Вышедшие к Лобному месту на Красной площади 25 августа 1968 года задумывались и спорили. Ясно было, что действительно сейчас ничего не изменится, что затея бессмысленная. Практически — точно. А по-другому — включаются другие критерии, не впасть бы в патетику. Господь, говоря о наказании Содома и возможном прощении города ради живущих там праведников, «сказал: не истреблю ради десяти» (Быт. 18: 32). В Москве нашлись восемь человек. Поименно: Константин Бабицкий, Татьяна Баева, Лариса Богораз, Наталья Горбаневская, Вадим Делоне, Владимир Дремлюга, Павел Литвинов, Виктор Файнберг. Они продержались на Красной площади с плакатами три минуты, после чего их арестовали, избили, приговорили к заключению и ссылке.
И тогда и потом никто из них не приводил высоких доводов. И они сами, и их друзья, объясняя побудительные мотивы поступка, не сговариваясь, называют одну причину — было стыдно.
Это как раз то, о чем пел Галич. Мало быть без греха самому. За чужое вранье и за чужие грехи тебе держать ответ. Вина — моя, война — моя. Это называется — нравственность.
Какие кондовые слова — «целесообразность» и «нравственность». Из какого-то бухгалтерского лексикона, вроде «задействованности» и «востребованности». Российские деятели всех уровней любят еще и удваивать: «морально-нравственные» (ценности, например). В других случаях они к тавтологии не привержены: не говорят же «самолетно-авиационные» (перевозки, допустим) или «продуктово-продовольственные»
(поставки, скажем). А тут — говорят, и становится ясно: не осознают, что произносят. И слова и понятия — чуждые.
Пожалеть бы их, то есть нас — и тех, кто все это творил, и кто одобрял, и кто молчал, и кто не хочет и не может покаяться, и кто говорил и говорит о целесообразности. Нет никакой целесообразности на свете. Есть добро и зло. И если ты не умеешь отличать одно от другого, то твое существование — нецелесообразно.

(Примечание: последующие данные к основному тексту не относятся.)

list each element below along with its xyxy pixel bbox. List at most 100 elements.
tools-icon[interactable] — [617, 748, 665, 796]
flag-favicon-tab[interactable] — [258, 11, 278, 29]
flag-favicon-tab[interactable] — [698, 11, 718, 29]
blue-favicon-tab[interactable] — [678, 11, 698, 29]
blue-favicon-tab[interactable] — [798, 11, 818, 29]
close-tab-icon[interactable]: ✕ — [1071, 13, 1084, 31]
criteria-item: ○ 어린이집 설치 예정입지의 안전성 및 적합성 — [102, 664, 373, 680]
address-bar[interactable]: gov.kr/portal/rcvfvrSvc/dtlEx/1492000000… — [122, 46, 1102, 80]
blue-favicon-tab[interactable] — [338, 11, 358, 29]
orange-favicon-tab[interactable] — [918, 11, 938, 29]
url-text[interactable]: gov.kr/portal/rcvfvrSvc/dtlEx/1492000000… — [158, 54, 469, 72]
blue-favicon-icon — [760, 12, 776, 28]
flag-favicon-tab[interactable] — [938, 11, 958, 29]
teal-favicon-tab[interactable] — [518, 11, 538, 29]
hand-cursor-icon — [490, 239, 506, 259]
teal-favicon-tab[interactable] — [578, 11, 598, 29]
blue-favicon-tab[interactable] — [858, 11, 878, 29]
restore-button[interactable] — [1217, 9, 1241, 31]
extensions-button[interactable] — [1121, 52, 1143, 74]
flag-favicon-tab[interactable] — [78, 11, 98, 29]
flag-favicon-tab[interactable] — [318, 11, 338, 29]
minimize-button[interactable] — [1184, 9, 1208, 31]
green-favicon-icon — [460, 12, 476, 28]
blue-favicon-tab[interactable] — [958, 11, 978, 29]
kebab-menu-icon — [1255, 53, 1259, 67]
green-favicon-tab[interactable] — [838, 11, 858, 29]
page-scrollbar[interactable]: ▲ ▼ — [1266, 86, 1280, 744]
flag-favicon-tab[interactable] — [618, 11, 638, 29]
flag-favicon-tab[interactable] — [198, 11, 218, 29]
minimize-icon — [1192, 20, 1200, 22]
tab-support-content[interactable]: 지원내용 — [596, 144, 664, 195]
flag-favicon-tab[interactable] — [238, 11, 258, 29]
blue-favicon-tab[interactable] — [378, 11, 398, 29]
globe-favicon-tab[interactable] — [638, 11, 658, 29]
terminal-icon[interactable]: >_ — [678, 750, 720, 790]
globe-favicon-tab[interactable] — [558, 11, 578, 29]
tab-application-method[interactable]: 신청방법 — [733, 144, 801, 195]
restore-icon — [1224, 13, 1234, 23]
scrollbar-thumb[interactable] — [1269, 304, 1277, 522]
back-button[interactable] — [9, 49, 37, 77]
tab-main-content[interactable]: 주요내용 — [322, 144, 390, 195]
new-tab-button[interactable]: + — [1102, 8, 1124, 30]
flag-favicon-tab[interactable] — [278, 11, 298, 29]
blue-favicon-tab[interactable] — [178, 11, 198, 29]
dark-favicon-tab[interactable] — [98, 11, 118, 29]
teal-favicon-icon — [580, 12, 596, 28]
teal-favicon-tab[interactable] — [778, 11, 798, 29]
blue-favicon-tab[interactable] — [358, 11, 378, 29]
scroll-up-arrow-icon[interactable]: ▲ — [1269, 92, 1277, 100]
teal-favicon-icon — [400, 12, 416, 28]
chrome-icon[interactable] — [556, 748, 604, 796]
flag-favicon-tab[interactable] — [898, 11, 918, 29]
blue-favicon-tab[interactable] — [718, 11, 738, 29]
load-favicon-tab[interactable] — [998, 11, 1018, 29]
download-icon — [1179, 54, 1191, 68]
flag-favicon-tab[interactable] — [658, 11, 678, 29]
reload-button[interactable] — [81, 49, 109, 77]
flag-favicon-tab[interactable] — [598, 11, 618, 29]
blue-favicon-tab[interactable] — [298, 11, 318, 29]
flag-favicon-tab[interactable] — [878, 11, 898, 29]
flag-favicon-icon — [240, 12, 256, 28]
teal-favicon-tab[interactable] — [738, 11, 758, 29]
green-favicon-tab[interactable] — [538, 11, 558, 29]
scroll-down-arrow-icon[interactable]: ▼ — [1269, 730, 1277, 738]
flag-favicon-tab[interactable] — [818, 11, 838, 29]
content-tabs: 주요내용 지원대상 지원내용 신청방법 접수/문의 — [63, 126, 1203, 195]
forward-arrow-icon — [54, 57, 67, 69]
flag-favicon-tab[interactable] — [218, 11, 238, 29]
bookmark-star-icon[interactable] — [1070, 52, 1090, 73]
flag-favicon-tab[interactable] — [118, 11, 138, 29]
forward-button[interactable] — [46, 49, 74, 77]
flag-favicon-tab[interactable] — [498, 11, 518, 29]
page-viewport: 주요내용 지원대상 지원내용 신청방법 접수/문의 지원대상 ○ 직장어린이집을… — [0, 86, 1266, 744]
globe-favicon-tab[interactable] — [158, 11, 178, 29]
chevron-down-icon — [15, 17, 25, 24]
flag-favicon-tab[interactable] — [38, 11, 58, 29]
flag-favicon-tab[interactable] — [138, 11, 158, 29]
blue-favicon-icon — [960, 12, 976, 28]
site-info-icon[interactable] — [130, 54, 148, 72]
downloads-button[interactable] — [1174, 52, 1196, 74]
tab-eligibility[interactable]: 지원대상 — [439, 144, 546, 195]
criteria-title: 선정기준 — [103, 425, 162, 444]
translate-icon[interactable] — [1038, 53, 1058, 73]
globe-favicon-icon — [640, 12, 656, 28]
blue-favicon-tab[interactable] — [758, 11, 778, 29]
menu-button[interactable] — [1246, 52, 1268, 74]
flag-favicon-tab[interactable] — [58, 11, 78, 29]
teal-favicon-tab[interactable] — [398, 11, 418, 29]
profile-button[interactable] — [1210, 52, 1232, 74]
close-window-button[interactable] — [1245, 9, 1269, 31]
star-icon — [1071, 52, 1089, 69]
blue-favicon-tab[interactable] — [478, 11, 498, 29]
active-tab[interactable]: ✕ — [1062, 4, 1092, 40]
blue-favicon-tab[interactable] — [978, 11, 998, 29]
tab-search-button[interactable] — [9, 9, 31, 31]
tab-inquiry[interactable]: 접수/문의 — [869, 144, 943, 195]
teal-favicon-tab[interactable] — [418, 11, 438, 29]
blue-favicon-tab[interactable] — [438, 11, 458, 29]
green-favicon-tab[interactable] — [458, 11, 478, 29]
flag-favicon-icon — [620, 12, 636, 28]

А о нравственности вслух не надо. Как писал Василий Розанов: «Я еще не такой подлец, чтобы говорить о морали». Надо делать. На длинной дистанции это оказывается выигрышно, даже если пока теряешь, как долгосрочное вложение — выгодно. «Когда не знаешь, как поступить, поступай по совести», — говорил Бродский.
Вот те восемь на Лобном месте так и поступили, ощутив стыд за себя и за других.
Поняв, что такая победа — как танки в Праге — не возвышает, а унижает, не облагораживает, а растлевает. Такая победа — разгромное поражение. На каком-то мраморе или, наоборот, вилами по воде, чтобы вечно наносило прибоем, надо бы написать эту формулу, отчеканенную Александром Галичем сорок лет назад на много лет вперед: «Граждане, Отечество в опасности! Наши танки на чужой земле!»